Development of the Russian Shelf: The State and Oil Companies, Unite Your Efforts!

May 28, 2011

   Obviously, the state and oil companies require mutual assistance in shelf development issues. After all, oil companies need money for development of offshore fields – much larger amounts than those for similar projects on the shore. The state, in turn, needs to replenish the budget at the expense of oil companies, which remain the main taxpayers and sources of income for the Russian budget.  

   The higher cost of developing Arctic fields compared to similar fields on land, or even on the “warm” shelf, is due to the difficult ice conditions in the Russian Arctic seas. Generally, if you look at the map of Russian seas where hydrocarbons are produced, it becomes obvious that the major Russian oil reserves are concentrated in the Barents-Pechora region, as well as in the Kara and Chukotskoye seas (not counting the already developed fields in the Sea of Okhotsk, and small deposits in Black and Caspian Seas). These Arctic seas are precisely the seas with the most severe ice conditions. Scientific studies of the Russian Institute of Arctic and Antarctic Research (AARI) indicate that ice conditions in these seas are as follows:
– the ice is usually from one-half to three meters thick;
– in the summer there is drifting ice, varying in thickness from 7 to 25 meters which breaks away from perennial Canada and Greenland glaciers;
– drifting icebergs are present.

   As the map shows, the effect of Gulf Stream waters ends exactly at the state border between Russia and Norway. This explains why operation conditions of offshore oil rigs on Russian and Norwegian shelf are different – namely, ice conditions on the Norwegian shelf are much softer than on the Russian Arctic shelf.
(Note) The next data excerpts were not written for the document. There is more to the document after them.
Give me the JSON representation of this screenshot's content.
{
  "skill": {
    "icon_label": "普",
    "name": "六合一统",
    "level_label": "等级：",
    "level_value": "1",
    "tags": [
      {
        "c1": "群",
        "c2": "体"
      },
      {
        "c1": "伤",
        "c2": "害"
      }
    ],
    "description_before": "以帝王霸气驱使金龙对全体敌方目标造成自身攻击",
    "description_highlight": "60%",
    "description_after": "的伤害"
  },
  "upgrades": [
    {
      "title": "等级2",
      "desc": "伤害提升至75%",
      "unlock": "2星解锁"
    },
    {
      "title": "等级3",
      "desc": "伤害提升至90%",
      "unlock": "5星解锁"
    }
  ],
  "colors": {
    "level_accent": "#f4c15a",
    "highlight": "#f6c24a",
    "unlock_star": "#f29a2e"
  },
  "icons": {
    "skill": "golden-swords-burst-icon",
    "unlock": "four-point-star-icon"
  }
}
   Obviously, oil producers need to invest a lot of money and effort, with a long period of ROI before Russia’s Arctic shelf begins to provide at least some monetary returns.

   Let’s consider now where oil companies can find money for lengthy E&P projects and research work, as well as for building costly offshore production facilities.

   Currently the Russian government and oil companies operating in Russia are engaged in a kind of “tug of war”. It is no secret that Russia’s energy exports, as mentioned earlier, are one of the major revenue items for state budget. For this reason the Russian government is constantly trying to establish ever-higher taxes and duties in the oil sector to maximize the government’s “take” of oil company revenue. In turn, oil producers are trying to minimize payments to the state, lobbying for their interests in government corridors and motivating their actions by the need to reinvest profits back into the industry in order to discover and develop new fields, as without these there will be ultimately no income for either state or the oil companies. The compromise between the government and oil companies is achieved by continuous and complex negotiations, and as they say, the “truth” is somewhere “in the middle”.